The identification of relationships between drugs and proteins not only helps in the study of pathological mechanisms but also in drug repositioning studies. However, conventional wet-lab methods are often plagued by issues such as being time-consuming, labour-intensive, and characterized by low accuracy. Therefore, the development of a theoretical computational method is imperative for the expeditious and precise identification of drug-protein relationships. In this study, a self-attention-based multi-source and cascade framework (AMCF-RDP) is developed to identify the drug-protein relationships. Embedded features and network topology features derived from the knowledge graph and complex network were employed to characterize the drug-protein relationships. A two-layer model was constructed using attention mechanism and fully connected layers and was used to predict whether a drug interacts with a protein and what type of interaction it is. The efficacy of the proposed method was evaluated and confirmed based on the non-redundant datasets, ablation experiments, and comparisons with machine learning algorithms and other state-of-the-art methods. Results from fivefold cross-validation demonstrate that the developed method can quickly and accurately recognize drug-protein interactions with an accuracy of 90.21%, a sensitivity of 90.35%, and a Matthews correlation coefficient of 0.8043. Furthermore, it can also distinguish the types of drug-protein interaction, achieving a macro-recall of 93.43% and a macro-F1 score of 0.9381. Compared to the methods described in the literature, the proposed method achieved an area under the receiver operating characteristic curve of 0.9176, representing an improvement of 0.4746. A total of 100,000 drug-protein associations were identified, some of which were confirmed through molecular docking, KEGG, and gene ontology analyses. The AMCF-RDP has been demonstrated to significantly improve the identification of drug-protein relationships. It is anticipated that this will serve as a valuable tool in the domains of drug development and the investigation of mechanisms of action.

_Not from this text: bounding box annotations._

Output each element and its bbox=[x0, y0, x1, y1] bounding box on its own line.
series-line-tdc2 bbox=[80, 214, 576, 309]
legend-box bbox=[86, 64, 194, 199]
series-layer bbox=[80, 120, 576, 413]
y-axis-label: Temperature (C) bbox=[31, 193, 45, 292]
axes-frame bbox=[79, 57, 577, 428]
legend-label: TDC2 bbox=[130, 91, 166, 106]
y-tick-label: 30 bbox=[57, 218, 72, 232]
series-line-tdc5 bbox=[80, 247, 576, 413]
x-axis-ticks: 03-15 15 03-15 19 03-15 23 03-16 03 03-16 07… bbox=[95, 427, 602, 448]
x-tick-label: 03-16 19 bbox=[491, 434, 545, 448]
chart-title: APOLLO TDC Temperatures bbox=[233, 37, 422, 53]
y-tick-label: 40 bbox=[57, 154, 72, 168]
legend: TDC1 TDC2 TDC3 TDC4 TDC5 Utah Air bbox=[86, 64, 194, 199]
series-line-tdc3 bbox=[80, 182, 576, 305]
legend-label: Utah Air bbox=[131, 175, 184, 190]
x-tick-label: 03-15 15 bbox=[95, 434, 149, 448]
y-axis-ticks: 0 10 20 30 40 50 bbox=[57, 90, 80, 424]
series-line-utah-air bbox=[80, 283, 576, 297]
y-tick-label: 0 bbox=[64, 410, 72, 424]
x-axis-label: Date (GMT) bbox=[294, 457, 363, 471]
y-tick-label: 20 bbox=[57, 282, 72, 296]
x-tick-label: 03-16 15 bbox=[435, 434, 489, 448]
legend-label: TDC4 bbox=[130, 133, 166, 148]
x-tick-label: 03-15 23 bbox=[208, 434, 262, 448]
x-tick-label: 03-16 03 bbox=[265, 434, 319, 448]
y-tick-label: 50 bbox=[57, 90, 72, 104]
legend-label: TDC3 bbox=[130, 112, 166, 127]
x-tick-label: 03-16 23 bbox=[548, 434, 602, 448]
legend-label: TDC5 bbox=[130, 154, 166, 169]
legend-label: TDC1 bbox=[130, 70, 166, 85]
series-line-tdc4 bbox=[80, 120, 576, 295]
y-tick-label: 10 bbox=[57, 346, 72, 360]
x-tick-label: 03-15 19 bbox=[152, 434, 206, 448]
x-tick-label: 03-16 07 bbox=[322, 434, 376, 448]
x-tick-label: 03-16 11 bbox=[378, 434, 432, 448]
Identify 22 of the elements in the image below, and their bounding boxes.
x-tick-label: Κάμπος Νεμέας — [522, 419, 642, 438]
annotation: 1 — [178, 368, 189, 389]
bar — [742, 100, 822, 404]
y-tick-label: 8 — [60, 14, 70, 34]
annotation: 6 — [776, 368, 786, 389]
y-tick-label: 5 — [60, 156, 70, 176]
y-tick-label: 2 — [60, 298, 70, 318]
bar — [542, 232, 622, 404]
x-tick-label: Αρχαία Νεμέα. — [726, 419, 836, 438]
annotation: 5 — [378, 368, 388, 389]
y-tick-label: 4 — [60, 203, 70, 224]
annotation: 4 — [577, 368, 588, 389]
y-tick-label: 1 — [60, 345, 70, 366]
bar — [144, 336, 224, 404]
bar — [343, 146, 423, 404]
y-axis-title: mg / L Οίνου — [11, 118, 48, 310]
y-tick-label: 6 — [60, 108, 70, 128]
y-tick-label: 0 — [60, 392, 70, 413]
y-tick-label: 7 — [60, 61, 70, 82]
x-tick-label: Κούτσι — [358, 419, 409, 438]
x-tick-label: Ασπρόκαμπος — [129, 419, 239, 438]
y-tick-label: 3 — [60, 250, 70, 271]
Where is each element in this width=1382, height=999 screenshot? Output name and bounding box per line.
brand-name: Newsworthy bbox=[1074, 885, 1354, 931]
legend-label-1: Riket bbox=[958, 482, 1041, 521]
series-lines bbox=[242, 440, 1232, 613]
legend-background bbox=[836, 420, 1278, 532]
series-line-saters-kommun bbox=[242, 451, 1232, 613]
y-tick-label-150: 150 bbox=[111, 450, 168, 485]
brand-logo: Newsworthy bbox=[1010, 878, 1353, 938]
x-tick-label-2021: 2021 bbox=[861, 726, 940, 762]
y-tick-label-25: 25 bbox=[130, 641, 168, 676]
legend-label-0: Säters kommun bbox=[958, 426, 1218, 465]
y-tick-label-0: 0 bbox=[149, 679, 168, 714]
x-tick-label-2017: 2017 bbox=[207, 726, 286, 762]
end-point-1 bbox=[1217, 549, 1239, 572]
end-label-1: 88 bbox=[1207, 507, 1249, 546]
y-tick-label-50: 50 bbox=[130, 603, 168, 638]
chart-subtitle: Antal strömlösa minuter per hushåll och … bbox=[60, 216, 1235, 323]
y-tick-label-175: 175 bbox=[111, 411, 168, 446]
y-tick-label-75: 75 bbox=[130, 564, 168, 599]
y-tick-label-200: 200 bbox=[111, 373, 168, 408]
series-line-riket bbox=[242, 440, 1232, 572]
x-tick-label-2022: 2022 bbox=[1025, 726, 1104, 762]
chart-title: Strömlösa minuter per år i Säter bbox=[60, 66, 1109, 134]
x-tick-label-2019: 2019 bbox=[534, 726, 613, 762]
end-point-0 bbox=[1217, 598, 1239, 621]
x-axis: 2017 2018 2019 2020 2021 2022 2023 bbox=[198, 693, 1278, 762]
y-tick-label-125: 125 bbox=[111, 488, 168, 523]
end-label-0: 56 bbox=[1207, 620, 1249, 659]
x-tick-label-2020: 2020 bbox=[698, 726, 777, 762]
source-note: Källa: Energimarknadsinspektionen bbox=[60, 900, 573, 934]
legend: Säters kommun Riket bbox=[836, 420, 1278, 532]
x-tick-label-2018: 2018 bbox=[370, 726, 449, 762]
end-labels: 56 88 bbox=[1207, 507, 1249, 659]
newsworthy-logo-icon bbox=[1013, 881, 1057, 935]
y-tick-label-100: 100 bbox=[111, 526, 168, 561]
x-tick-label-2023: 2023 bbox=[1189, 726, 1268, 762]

药物与蛋白质之间关系的识别不仅有助于病理机制的研究,也有助于药物重新定位研究。然而,传统的湿实验室方法常常受到诸如耗时、劳动强度大以及准确性低等问题的困扰。因此,开发一种理论计算方法对于快速、精确地识别药物 - 蛋白质关系至关重要。在本研究中,开发了一种基于自注意力的多源级联框架(AMCF - RDP)来识别药物 - 蛋白质关系。利用从知识图谱和复杂网络中提取的嵌入特征和网络拓扑特征来表征药物 - 蛋白质关系。使用注意力机制和全连接层构建了一个两层模型,用于预测药物是否与蛋白质相互作用以及相互作用的类型。基于非冗余数据集、消融实验以及与机器学习算法和其他先进方法的比较,对所提出方法的有效性进行了评估和验证。五重交叉验证的结果表明,所开发的方法能够快速、准确地识别药物 - 蛋白质相互作用,准确率为90.21%,灵敏度为90.35%,马修斯相关系数为0.8043。此外,它还能够区分药物 - 蛋白质相互作用的类型,实现了93.43%的宏召回率和0.9381的宏F1分数。与文献中描述的方法相比,所提出的方法在受试者工作特征曲线下的面积为0.9176,提高了0.4746。共识别出100,000个药物 - 蛋白质关联,其中一些通过分子对接、KEGG和基因本体分析得到了证实。AMCF - RDP已被证明能显著提高药物 - 蛋白质关系的识别能力。预计这将成为药物开发和作用机制研究领域的一个有价值的工具。